I asked Chris a few questions ahead of writing this sermon for you — and I realized as I was interviewing him, that my questions were a lot like a pre-marital survey I’ll do with a couple before I officiate their wedding — “when did you know that this was it for you? How did you choose to do it this way?”
Chris said he chose this Gospel reading because he knew he was called to be here at St. Mary’s when he saw how much you loved each other and how much you loved your church. “True friendship abides, it is selfless, and it flows from God to us and through us and back. That’s what church is,” he says.
It’s a lot like marriage and family, too, and in Chris you have found a rector who abides with his family — in his marriage with Julie and as a parent to Thaddeus and Callum. If you can believe it, 12 years ago they were 2 little guys, I even babysat them once and got to sit on the floor of their Brooklyn apartment playing legos. Even though technically I was ahead of Chris in the ordination process and have been a priest a whole 2 years more, which I will never let him forget, in almost every other sense I am following in his footsteps — in my marriage to my wife Caitlin who knew she could do it because of people like Julie, and in parenting my own two lego fiends Harry and Gus, who are still little guys.

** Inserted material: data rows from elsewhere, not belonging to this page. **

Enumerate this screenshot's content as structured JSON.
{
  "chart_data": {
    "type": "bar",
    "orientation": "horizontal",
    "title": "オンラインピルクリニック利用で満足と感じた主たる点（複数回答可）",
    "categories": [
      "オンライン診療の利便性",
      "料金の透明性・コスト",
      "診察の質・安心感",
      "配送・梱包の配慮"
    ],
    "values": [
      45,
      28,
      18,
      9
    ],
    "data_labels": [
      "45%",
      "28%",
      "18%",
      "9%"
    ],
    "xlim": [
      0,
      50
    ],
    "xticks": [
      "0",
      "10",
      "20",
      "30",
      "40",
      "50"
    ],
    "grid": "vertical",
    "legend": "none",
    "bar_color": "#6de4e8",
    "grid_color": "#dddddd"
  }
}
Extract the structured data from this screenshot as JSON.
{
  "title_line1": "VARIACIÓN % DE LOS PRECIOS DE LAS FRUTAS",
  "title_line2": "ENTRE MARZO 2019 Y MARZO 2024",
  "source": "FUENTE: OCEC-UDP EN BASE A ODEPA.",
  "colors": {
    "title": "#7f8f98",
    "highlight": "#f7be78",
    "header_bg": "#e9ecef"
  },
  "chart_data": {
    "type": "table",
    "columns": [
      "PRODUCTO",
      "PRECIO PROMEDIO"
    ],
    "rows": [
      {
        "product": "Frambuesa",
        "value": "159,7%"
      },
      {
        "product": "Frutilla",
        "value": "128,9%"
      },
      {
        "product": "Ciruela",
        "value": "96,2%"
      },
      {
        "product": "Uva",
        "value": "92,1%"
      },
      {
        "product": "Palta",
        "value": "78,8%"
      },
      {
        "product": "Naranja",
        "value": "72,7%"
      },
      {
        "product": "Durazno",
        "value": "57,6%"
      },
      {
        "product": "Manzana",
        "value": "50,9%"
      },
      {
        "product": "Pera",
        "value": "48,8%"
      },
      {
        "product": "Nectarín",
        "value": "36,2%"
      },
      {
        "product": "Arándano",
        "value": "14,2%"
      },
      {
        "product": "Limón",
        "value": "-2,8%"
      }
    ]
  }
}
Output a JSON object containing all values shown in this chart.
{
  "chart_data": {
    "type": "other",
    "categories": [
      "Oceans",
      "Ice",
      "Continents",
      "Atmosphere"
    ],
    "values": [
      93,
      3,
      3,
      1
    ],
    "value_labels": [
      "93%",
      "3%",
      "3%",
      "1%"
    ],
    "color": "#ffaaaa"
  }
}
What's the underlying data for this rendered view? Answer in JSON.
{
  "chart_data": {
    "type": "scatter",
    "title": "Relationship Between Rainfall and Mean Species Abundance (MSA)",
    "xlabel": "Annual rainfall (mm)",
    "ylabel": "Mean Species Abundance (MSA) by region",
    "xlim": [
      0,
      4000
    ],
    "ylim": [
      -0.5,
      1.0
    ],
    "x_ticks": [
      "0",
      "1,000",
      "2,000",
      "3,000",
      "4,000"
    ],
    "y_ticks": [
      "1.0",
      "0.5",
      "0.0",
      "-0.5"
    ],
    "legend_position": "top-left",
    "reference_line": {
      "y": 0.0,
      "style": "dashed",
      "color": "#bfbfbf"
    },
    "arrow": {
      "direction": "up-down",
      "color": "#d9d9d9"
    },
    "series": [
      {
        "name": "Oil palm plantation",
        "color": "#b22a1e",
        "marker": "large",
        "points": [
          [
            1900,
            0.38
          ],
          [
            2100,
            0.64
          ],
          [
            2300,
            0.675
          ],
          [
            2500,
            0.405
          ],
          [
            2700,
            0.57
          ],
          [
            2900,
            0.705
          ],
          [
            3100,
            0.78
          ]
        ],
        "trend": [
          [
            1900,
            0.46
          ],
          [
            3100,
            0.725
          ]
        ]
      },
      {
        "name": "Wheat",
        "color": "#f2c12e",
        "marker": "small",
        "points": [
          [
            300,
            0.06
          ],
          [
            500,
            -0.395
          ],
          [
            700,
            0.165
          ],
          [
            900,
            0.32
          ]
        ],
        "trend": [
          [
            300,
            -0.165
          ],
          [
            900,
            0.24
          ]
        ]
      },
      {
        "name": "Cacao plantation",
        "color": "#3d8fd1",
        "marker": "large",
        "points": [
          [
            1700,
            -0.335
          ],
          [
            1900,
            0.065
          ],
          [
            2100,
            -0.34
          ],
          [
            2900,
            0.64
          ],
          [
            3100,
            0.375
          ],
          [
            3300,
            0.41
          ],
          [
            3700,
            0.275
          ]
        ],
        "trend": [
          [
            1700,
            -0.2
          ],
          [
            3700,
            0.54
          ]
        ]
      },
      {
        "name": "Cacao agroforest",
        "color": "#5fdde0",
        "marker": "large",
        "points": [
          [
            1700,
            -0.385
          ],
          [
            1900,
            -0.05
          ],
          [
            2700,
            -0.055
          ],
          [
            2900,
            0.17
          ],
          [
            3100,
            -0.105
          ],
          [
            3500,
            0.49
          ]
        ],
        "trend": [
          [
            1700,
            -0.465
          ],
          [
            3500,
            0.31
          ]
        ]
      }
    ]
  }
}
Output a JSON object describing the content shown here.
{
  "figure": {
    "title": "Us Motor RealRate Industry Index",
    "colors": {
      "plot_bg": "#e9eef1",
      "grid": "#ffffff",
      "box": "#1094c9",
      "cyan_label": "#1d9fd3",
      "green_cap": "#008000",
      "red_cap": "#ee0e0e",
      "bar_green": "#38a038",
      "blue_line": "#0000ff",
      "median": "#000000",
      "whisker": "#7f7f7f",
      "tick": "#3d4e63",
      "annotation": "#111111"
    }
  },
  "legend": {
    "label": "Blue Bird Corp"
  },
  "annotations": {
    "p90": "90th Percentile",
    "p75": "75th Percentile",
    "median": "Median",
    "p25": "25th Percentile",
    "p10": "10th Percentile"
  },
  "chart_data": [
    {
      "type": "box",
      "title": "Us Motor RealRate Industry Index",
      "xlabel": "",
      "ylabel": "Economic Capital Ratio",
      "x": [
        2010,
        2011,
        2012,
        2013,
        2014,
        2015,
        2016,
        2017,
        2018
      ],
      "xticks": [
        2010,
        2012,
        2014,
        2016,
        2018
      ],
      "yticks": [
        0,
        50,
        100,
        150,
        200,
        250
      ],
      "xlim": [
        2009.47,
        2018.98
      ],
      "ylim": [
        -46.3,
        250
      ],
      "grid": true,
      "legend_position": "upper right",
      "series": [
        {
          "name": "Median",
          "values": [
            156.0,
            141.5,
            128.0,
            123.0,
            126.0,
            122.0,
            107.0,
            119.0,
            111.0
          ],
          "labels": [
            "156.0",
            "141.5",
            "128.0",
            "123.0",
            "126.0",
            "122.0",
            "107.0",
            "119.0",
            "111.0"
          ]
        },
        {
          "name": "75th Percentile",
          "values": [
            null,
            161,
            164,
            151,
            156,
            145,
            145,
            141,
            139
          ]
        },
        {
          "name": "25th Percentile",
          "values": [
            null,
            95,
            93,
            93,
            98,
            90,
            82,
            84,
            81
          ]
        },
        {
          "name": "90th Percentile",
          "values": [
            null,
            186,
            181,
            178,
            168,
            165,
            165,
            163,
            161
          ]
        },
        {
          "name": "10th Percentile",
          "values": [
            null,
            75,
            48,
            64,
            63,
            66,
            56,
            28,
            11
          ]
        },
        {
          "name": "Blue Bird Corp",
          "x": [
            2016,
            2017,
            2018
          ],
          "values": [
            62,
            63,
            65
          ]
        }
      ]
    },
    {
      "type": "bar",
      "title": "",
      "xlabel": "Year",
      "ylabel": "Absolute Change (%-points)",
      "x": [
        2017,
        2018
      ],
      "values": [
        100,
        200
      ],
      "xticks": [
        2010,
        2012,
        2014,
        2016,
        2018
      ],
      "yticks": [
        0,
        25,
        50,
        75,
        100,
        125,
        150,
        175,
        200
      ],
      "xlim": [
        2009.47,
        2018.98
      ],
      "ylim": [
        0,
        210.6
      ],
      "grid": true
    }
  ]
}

So St. Mary’s: You are not always going to be perfect with each other. You are going to sleep through some alarms, literal and metaphorical. The love you have for each other might not always mean that everyone always likes each other. But you’ll always both be really lucky that it’s Chris Lee sitting there, abiding: that the Holy Spirit brought Chris to be your rector, who knows your potential, who believes in your mission, and who is called by God to the privilege of leading you through it. Thanks be to God and AMEN.